A stone is thrown vertically in the air..........???

Question

at a velocity of 16 m/s. One second later a 2nd stone is thrown up w/ the same velocity. At what time are the two stones at the same height?

I tried using y(t) = Vo*t+1/2 * a * t^2

set heights equal, therefore...

Vo* t + 1/2 * a * t^2= Vo* (t+1) + 1/2 * a * (t+1)^2

but got a negative answer, if someone could explain the right way to do this .....great.

ok i did that, but im getting the same wrong answer. just positive now. im getting 1.13. the answer should be 2.13.

and all the roots get cancelled, im only left w/ 9.8t=11.1

Answer 1

so far u r correct........now u just forgot 2 add 1 sec.....rememba u have to find the total time......1.13 is the time required for 2nd stone to travel.......so just add 1 to get d ans.

Answer 2

Remember that the way you have it set up the acceleration of gravity is a negative number. I am not sure you took this into account, but this could be the reason for your negative result. Also you should have two answers as this will lead to a quadratic, try the other root and see if you get a positive result.

Answer 3

what a bout this, try this.

try to imagine graph plotted in velocity-time.

for the 1st stone, v. (v with 1 dot) is 16m/s when the time is 0.
hence, (16,0)
gradient = -9.8m/s^2

you will get, (V.-16)= -9.8 (t-0)
simplify it you'll get an equation for v.

v.= -9.8t+16

for second stone, use v.. (v with two dots)
it has velocity 16 when time = 1s, hence
gradient = -9.8, (16,1)

then, you'll get v..= -9.8t+25.8

integrate v you'll get displacement.
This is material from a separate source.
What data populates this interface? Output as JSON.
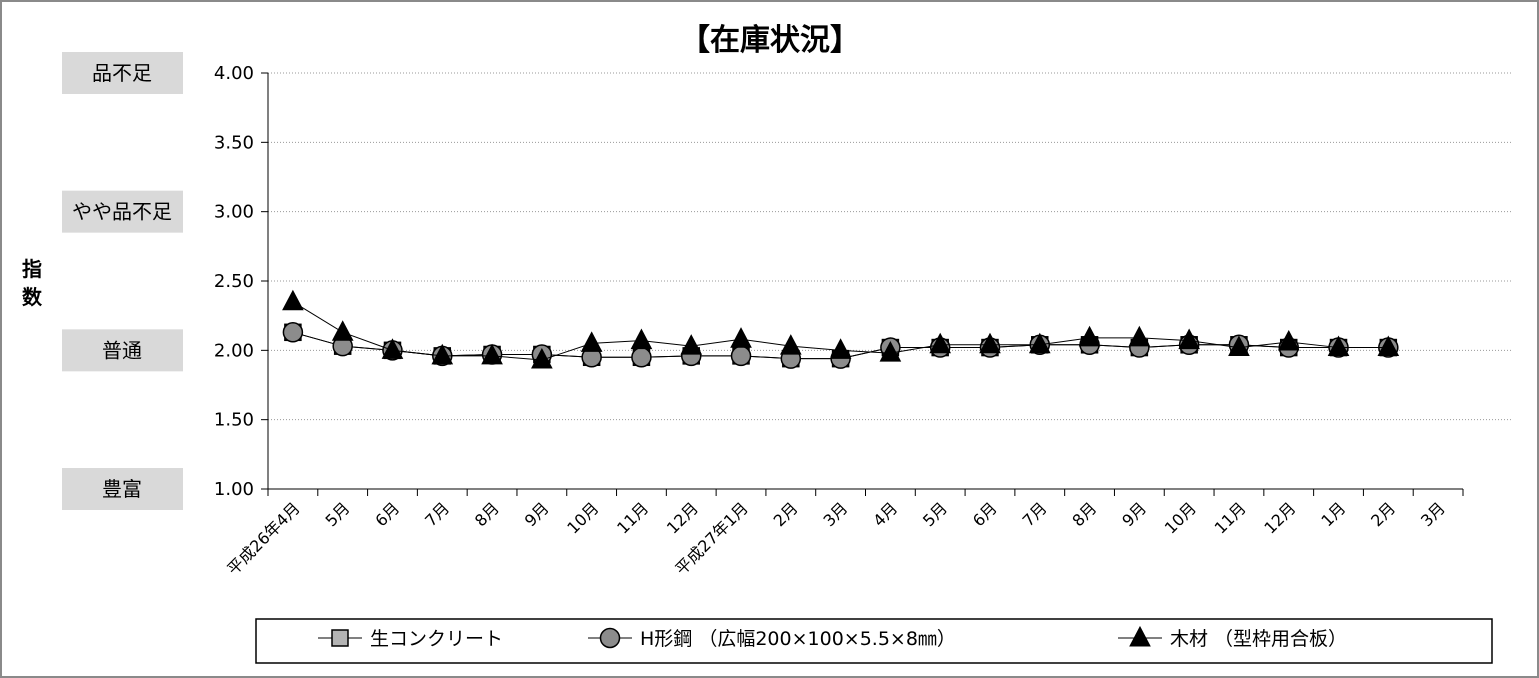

Hence,
integrate v. = s. = -4.9t^2 + 16t + c
when t = 0, s=0
hence, s.= -4.9t^2 + 16t

also, integrating v.. , you'll get s.. = -4.9t^2 +25.8t +c
when t = 1, s = 0
hence, c = -20.9
s.. = -4.9t^2 +25.8t - 20.9

they meet when s. = s..
-4.9t^2 + 16t = -4.9t^2 +25.8t - 20.9
hence, t = 2.13.... second

hope you'll appreciate.

Answer 4

They can't be together at the same height at any time.